As temporal bone fractures are not isolated trauma, a trauma team consultation is necessary as there is most likely other injuries outside the scope of otolaryngology. If the fracture results in neurologic dysfunction, a neurosurgery consultation may be necessary as brain tissue may be involved.
Patients who are clinically observed without full paralysis need to be educated that their facial nerve function may fully recover or only partially recover. Anytime steroids are prescribed, patients should be educated regarding the potential side effects of steroids use as well.

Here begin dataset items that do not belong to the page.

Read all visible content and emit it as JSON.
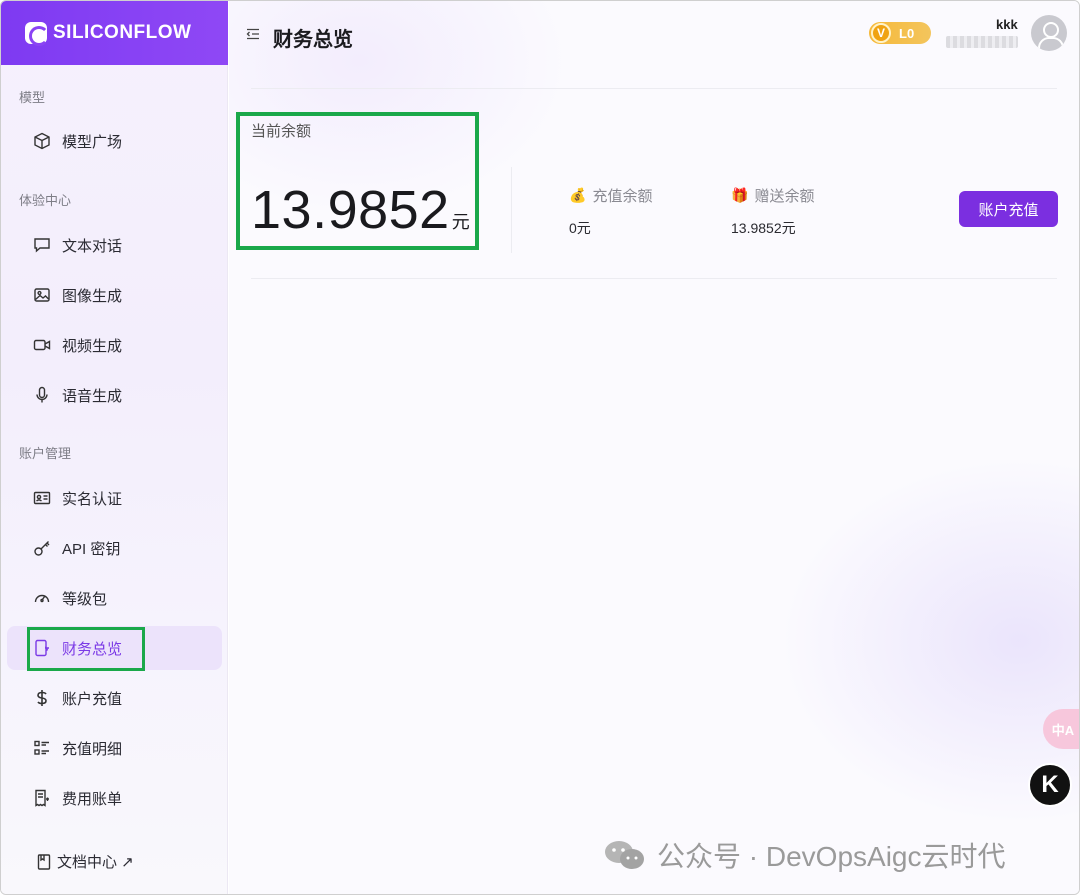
{
  "app": {
    "logo_text": "SILICONFLOW"
  },
  "sidebar": {
    "sections": [
      {
        "label": "模型"
      },
      {
        "label": "体验中心"
      },
      {
        "label": "账户管理"
      }
    ],
    "items": [
      {
        "label": "模型广场",
        "icon": "cube-icon"
      },
      {
        "label": "文本对话",
        "icon": "chat-bubble-icon"
      },
      {
        "label": "图像生成",
        "icon": "image-icon"
      },
      {
        "label": "视频生成",
        "icon": "video-camera-icon"
      },
      {
        "label": "语音生成",
        "icon": "microphone-icon"
      },
      {
        "label": "实名认证",
        "icon": "id-card-icon"
      },
      {
        "label": "API 密钥",
        "icon": "key-icon"
      },
      {
        "label": "等级包",
        "icon": "gauge-icon"
      },
      {
        "label": "财务总览",
        "icon": "wallet-icon",
        "active": true
      },
      {
        "label": "账户充值",
        "icon": "dollar-icon"
      },
      {
        "label": "充值明细",
        "icon": "list-icon"
      },
      {
        "label": "费用账单",
        "icon": "bill-icon"
      }
    ],
    "docs_link": "文档中心 ↗"
  },
  "header": {
    "title": "财务总览",
    "level_badge": "L0",
    "level_mark": "V",
    "user_name": "kkk"
  },
  "balance": {
    "label": "当前余额",
    "amount": "13.9852",
    "unit": "元",
    "recharge_label": "充值余额",
    "recharge_value": "0元",
    "gift_label": "赠送余额",
    "gift_value": "13.9852元",
    "action_button": "账户充值"
  },
  "floating": {
    "translate_label": "中A",
    "k_label": "K"
  },
  "watermark": {
    "text": "公众号 · DevOpsAigc云时代"
  },
  "colors": {
    "accent": "#7b2fe0",
    "highlight_box": "#1aa84a",
    "badge_gold": "#f6b93a"
  }
}
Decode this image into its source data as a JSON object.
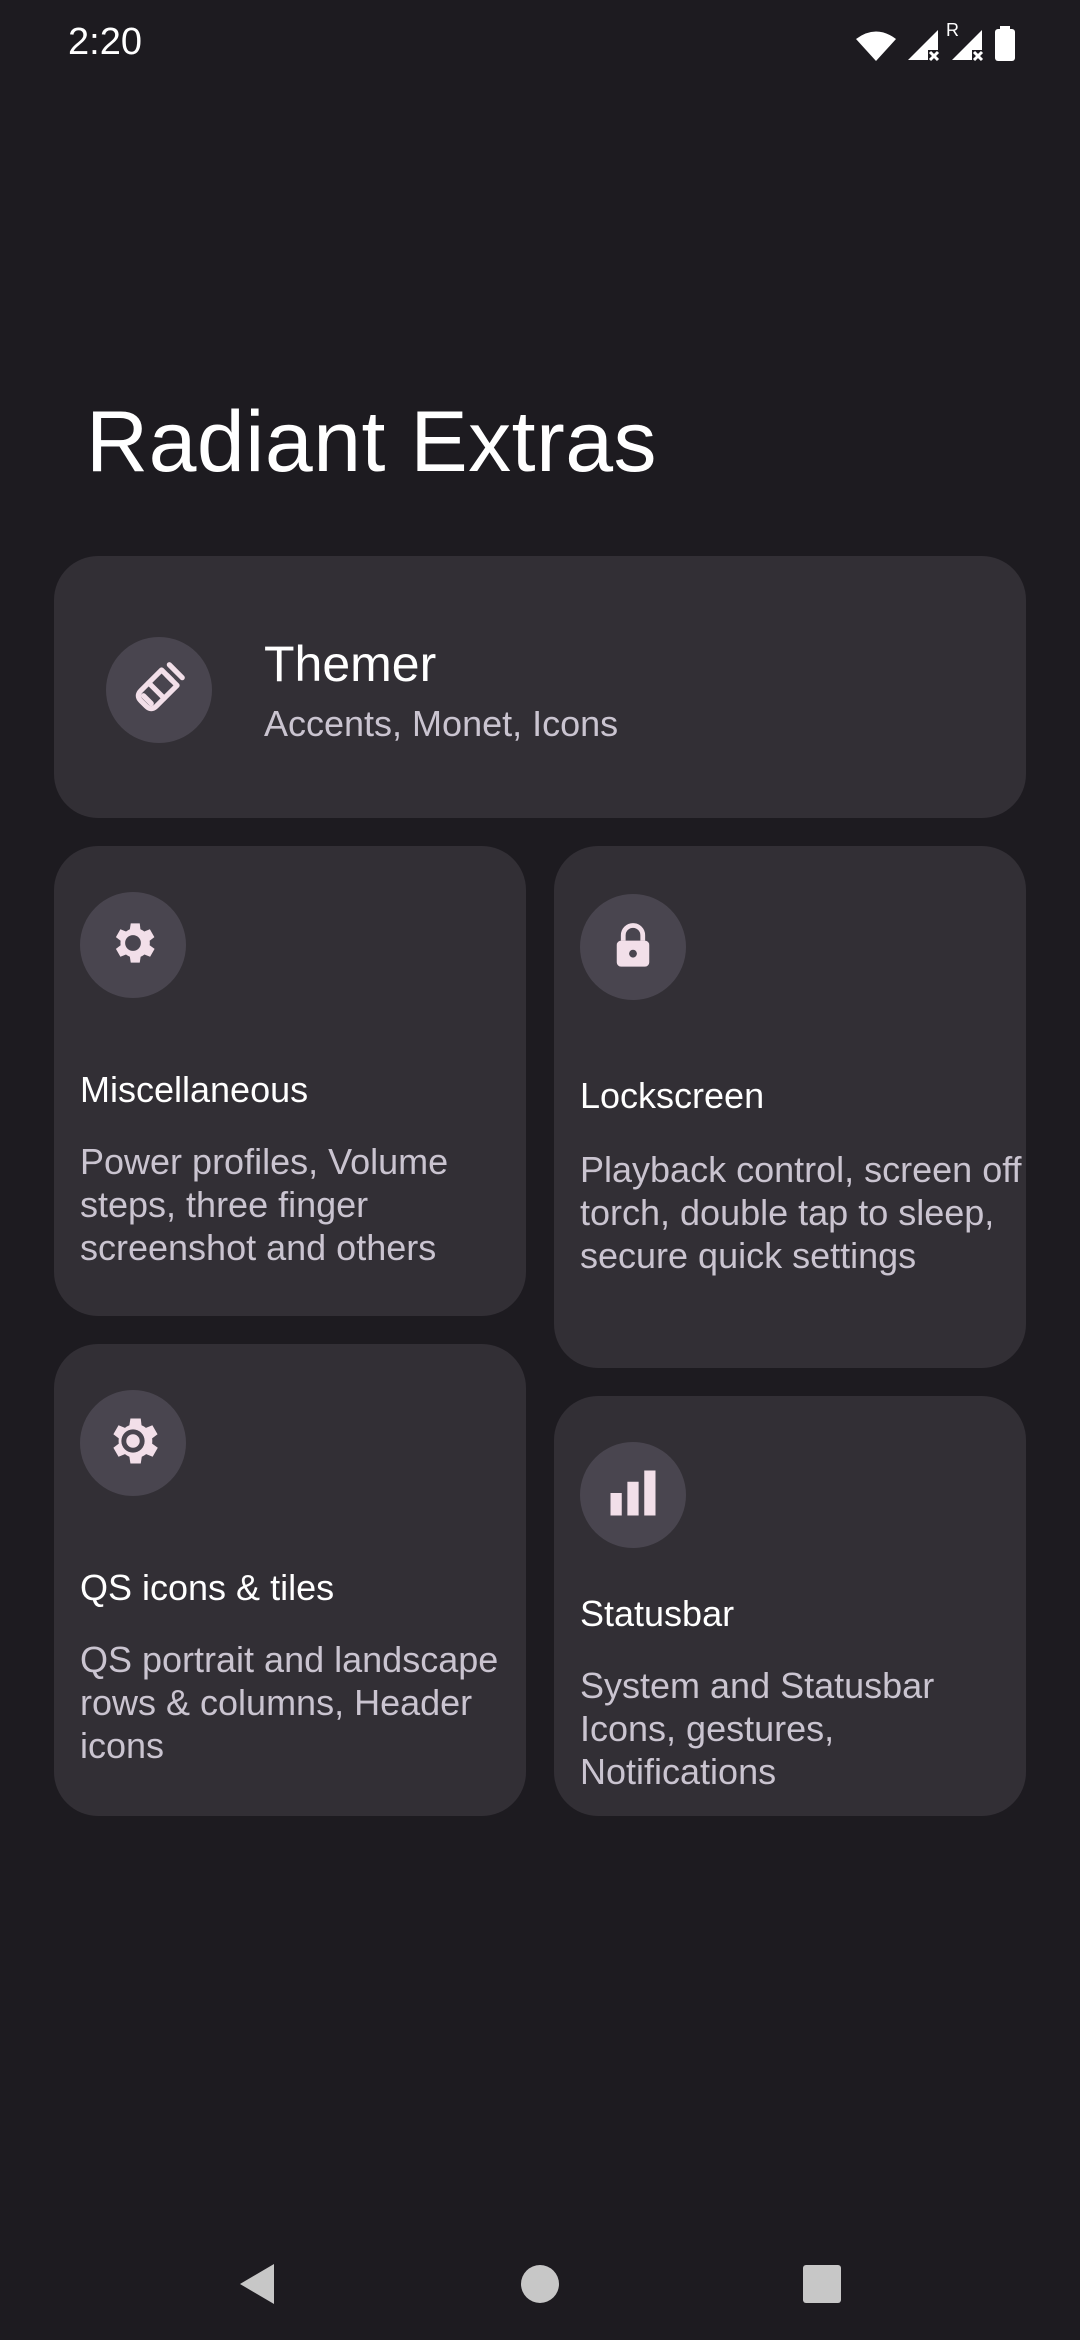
{
  "status_bar": {
    "time": "2:20",
    "icons": [
      "wifi-icon",
      "signal-no-data-icon",
      "roaming-indicator",
      "signal-no-data-icon",
      "battery-icon"
    ],
    "roaming_label": "R"
  },
  "page": {
    "title": "Radiant Extras"
  },
  "cards": {
    "themer": {
      "title": "Themer",
      "description": "Accents, Monet, Icons",
      "icon": "paintbrush-icon"
    },
    "misc": {
      "title": "Miscellaneous",
      "description": "Power profiles, Volume steps, three finger screenshot and others",
      "icon": "gear-icon"
    },
    "lockscreen": {
      "title": "Lockscreen",
      "description": "Playback control, screen off torch, double tap to sleep, secure quick settings",
      "icon": "lock-icon"
    },
    "qs": {
      "title": "QS icons & tiles",
      "description": "QS portrait and landscape rows & columns, Header icons",
      "icon": "settings-cog-icon"
    },
    "statusbar": {
      "title": "Statusbar",
      "description": "System and Statusbar Icons, gestures, Notifications",
      "icon": "bar-chart-icon"
    }
  },
  "nav_bar": {
    "buttons": [
      "back-icon",
      "home-icon",
      "recents-icon"
    ]
  },
  "colors": {
    "background": "#1d1b20",
    "card": "#322f35",
    "icon_circle": "#49454f",
    "icon_fill": "#f2dfe9",
    "secondary_text": "#cac4d0"
  }
}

Temporal bone fractures are often seen in the emergency department but their management requires a multidisciplinary team that includes a neurologist, specialty nurses, trauma surgeon, neurosurgeon, ENT consultant, and an intensivist. Most of these fractures are associated with concomitant injury to the face, spine, and chest and hence the appropriate specialist should be involved. Besides the injury to the facial nerve, other complications include CSF leak, meningitis and cholesteatoma formation. For undisplaced temporal bone fractures, the prognosis is good but displaced fractures with nerve entrapment do require surgical decompression. The surgery is often associated with complications and recovery is prolonged.